Was passiert? Der verwöhnte Vielspieler mag denken, all dies schon gesehen zu haben. Und gewiss: LUXOR ist eine Mixtur bekannter Elemente, aber – wie sich mit zunehmender Spielhäufigkeit zeigt – eine immer wieder interessante Mixtur, die sich nicht so schnell verbraucht.
Grund dafür ist die gelungene Balance aus Glück, Vorausplanung und zügigen Abläufen. Sich zwischen zwei Karten und maximal fünf Figuren zu entscheiden, überfordert fast niemanden, lässt aber gleichzeitig Raum für Taktik oder Spekulation: Ziehe ich zum Schatz, auf dem schon jemand steht? Gut möglich, dass dies ein Tempoverlust wäre, weil der Gegner sofort seine zweite Figur hinzieht. Aber ich könnte es im nächsten Zug auch, und wenn der andere es nicht kann, gehört der Schatz mir.
Figuren auf etwa gleicher Höhe zu haben, ist vorteilhaft, denn nur gemeinsam räumen sie die Beutestücke ab. Andererseits kann es lohnenswert sein, Figuren absichtlich am Start herumlungern zu lassen. Erbeutete Schatzplättchen werden teilweise durch neue Wege-Plättchen ersetzt. Mit Glück tut sich vorn auf der Piste ein Geheimgang auf und deutlich weiter hinten dessen Ende. Wer noch nicht am Eingang vorbeigelaufen ist, kann ohne großen Aufwand viel Strecke machen.
Und dann: die Sonderkarten. Natürlich will ich welche haben; es ist einfach cooler. Eine ermöglicht beispielsweise die letzte zur vorletzten Figur zu ziehen. Also versuche ich, meine letzte weit abreißen zu lassen und mit der vorletzten auf einem Schatzfeld zu warten, das genau zwei Figuren erfordert. Oder: die Sonderkarte, um mit sämtlichen Figuren zwei Felder zu gehen. Auch hier will ich es natürlich so drehen, dass ich gleich im Zweier- oder Dreierpack aufs Beutefeld marschiere.
Was die anderen Spieler tun, ist nicht unerheblich. Durch Wegnahme eines Schatzplättchens kann sich der Parcours plötzlich um ein Feld verkürzen, und meine Zahlenkarte führt mich eins weiter als gedacht.
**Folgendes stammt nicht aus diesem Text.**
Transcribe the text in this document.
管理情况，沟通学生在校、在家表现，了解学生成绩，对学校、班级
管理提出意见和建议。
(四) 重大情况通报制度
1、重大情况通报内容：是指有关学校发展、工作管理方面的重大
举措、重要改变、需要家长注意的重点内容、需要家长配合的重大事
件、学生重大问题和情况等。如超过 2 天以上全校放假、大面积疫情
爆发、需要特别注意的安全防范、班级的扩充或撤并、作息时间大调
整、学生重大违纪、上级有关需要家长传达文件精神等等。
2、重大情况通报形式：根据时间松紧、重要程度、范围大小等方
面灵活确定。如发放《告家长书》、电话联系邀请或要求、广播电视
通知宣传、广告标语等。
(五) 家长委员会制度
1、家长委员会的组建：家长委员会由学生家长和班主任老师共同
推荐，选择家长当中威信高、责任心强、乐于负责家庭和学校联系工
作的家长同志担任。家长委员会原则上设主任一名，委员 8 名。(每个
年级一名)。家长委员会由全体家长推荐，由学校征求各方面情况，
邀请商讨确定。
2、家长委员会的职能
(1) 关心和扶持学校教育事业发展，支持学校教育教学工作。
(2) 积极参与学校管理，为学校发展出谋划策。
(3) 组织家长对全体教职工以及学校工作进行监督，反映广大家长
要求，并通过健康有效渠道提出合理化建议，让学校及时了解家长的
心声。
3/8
Und immer aufpassen, ob das Spielende droht! Auf Null-Punkte-Feldern überrascht zu werden, bedeutet im Regelfall die Niederlage.
Was taugt es? Nur zwei Kleinigkeiten gefallen mir nicht so: 1. Ich bin sehr erfolgreich damit, lieber schnell zu laufen als möglichst viel zu sammeln. Was absolut nicht bedeuten soll, Schätze seien überflüssig. Man muss schon mitnehmen, was man kriegen kann. Doch größere Umstände dafür lohnen sich eher nicht.
2. Ich habe erlebt, dass sich Spieler eigenhändig kaputtgespielt haben: Unmittelbar vor Spielende hatten sie sowohl links als auch rechts eine Karte, die sie zwang, eine oder gar mehrere Figuren auf Null-Punkte-Felder zu ziehen. Das passiert, wenn man zu viele Sonderkarten hortet und noch nicht weiß, wie gefährlich das sein kann. Es passiert also im Regelfall nur einmal, ist dann aber ziemlich frustrierend.
Wesentlicher ist: Das schön gestaltete LUXOR hat einen sehr angenehmen Flow, erlaubt trotzdem genügend Planungen und Entscheidungen und gefällt deshalb Drauflosspielern und Taktikern. Gewiss kann man beim Kartenziehen einfach Pech haben. Doch Erfolgserlebnisse hat trotzdem jeder mal. Und falls nicht mal das: Eine Partie geht schnell genug, um sein Schicksal zu verschmerzen.
***** reizvoll
LUXOR von Rüdiger Dorn für zwei bis vier Spieler, Queen Games.